Benita Sarah Bailey verwaltet mit anderen die Facebook-Gruppe "Schwarze Filmschaffende". Die deutsch-äthiopische Schauspielerin aus Rudolstadt in Thüringen berichtet von ähnlichen Problemen wie ihr Kollege Sanoussi-Bliss. Immer wieder würden sie für stereotype Rollen gecastet. "Oftmals sprechen wir in diesen Rollen gebrochenes Deutsch, Englisch oder irgendeine afrikanische Sprache." Und dieses Material fände sich dann auch in den "Showreels", den Bewerbungsvideos auf den Agenturseiten wieder. "Und dann werden wir wieder für genau die gleichen klischeehaften Rollen besetzt. Das ist ein Teufelskreis, aus dem gilt es auszubrechen."

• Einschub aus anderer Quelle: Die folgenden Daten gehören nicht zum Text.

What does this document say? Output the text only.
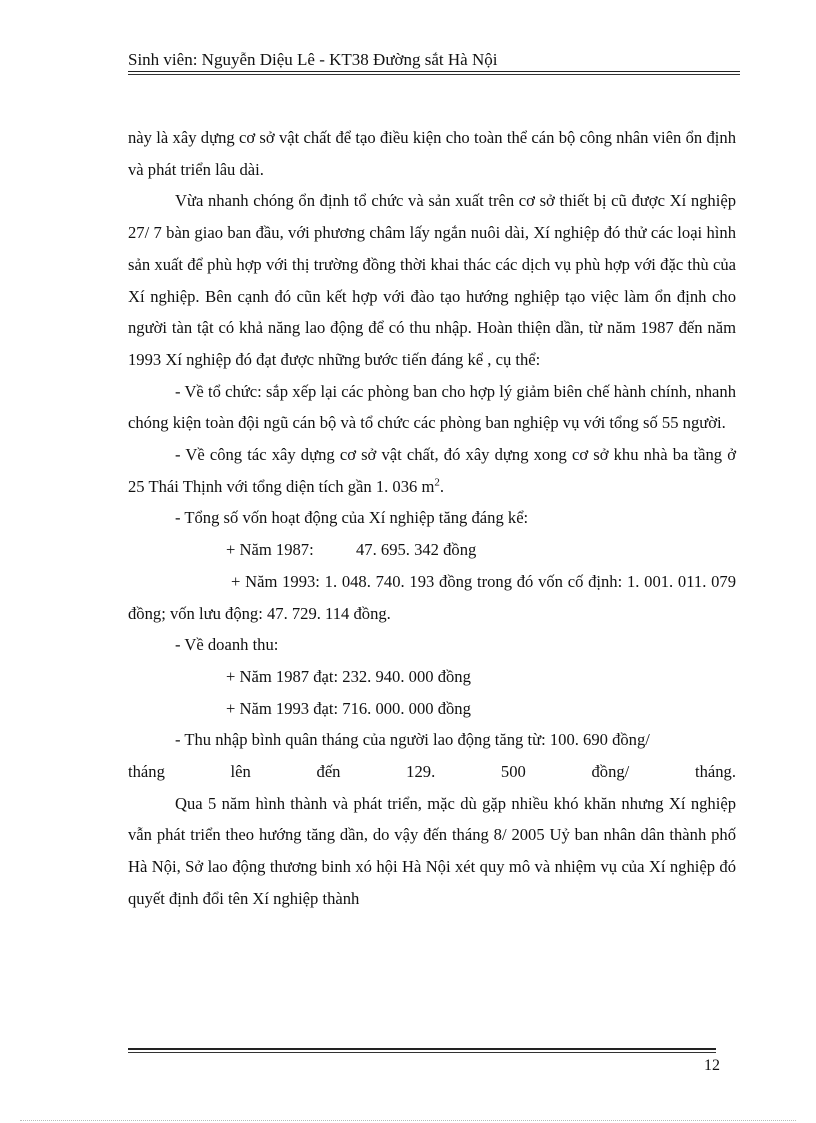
Sinh viên: Nguyễn Diệu Lê - KT38 Đường sắt Hà Nội

này là xây dựng cơ sở vật chất để tạo điều kiện cho toàn thể cán bộ công nhân viên ổn định và phát triển lâu dài.

Vừa nhanh chóng ổn định tổ chức và sản xuất trên cơ sở thiết bị cũ được Xí nghiệp 27/ 7 bàn giao ban đầu, với phương châm lấy ngắn nuôi dài, Xí nghiệp đó thử các loại hình sản xuất để phù hợp với thị trường đồng thời khai thác các dịch vụ phù hợp với đặc thù của Xí nghiệp. Bên cạnh đó cũn kết hợp với đào tạo hướng nghiệp tạo việc làm ổn định cho người tàn tật có khả năng lao động để có thu nhập. Hoàn thiện dần, từ năm 1987 đến năm 1993 Xí nghiệp đó đạt được những bước tiến đáng kể , cụ thể:

- Về tổ chức: sắp xếp lại các phòng ban cho hợp lý giảm biên chế hành chính, nhanh chóng kiện toàn đội ngũ cán bộ và tổ chức các phòng ban nghiệp vụ với tổng số 55 người.

- Về công tác xây dựng cơ sở vật chất, đó xây dựng xong cơ sở khu nhà ba tầng ở 25 Thái Thịnh với tổng diện tích gần 1. 036 $m^2$.

- Tổng số vốn hoạt động của Xí nghiệp tăng đáng kể:

+ Năm 1987:	47. 695. 342 đồng

+ Năm 1993: 1. 048. 740. 193 đồng trong đó vốn cố định: 1. 001. 011. 079 đồng; vốn lưu động: 47. 729. 114 đồng.

- Về doanh thu:

+ Năm 1987 đạt: 232. 940. 000 đồng

+ Năm 1993 đạt: 716. 000. 000 đồng

- Thu nhập bình quân tháng của người lao động tăng từ: 100. 690 đồng/

tháng lên đến 129. 500 đồng/ tháng.

Qua 5 năm hình thành và phát triển, mặc dù gặp nhiều khó khăn nhưng Xí nghiệp vẫn phát triển theo hướng tăng dần, do vậy đến tháng 8/ 2005 Uỷ ban nhân dân thành phố Hà Nội, Sở lao động thương binh xó hội Hà Nội xét quy mô và nhiệm vụ của Xí nghiệp đó quyết định đổi tên Xí nghiệp thành

12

Manchmal würde Sinem Süle einfach gerne eine junge Frau spielen

Es müsse sich dringend strukturell etwas verändern, auf allen Entscheiderebenen. Seien es Regisseure, Produzenten, Redakteure. Oder bei den Mitgliedern der Deutschen Filmakademie - sechs von 2000 hätten afrikanische Wurzeln. Immerhin, es gebe mittlerweile Bemühungen aus der Community, das Problem selbst anzugehen. Gerade erst hätten sie die Filmakademie darauf aufmerksam gemacht, dass die gesamte Vorauswahl-Jury für den Filmpreis weiß sei, und Gegenvorschläge gemacht. Darunter Tyron Ricketts, der mit seiner Produktionsfirma immer wieder versuche, People of Color ins Kino zu bringen. Nun soll es bald Gespräche geben.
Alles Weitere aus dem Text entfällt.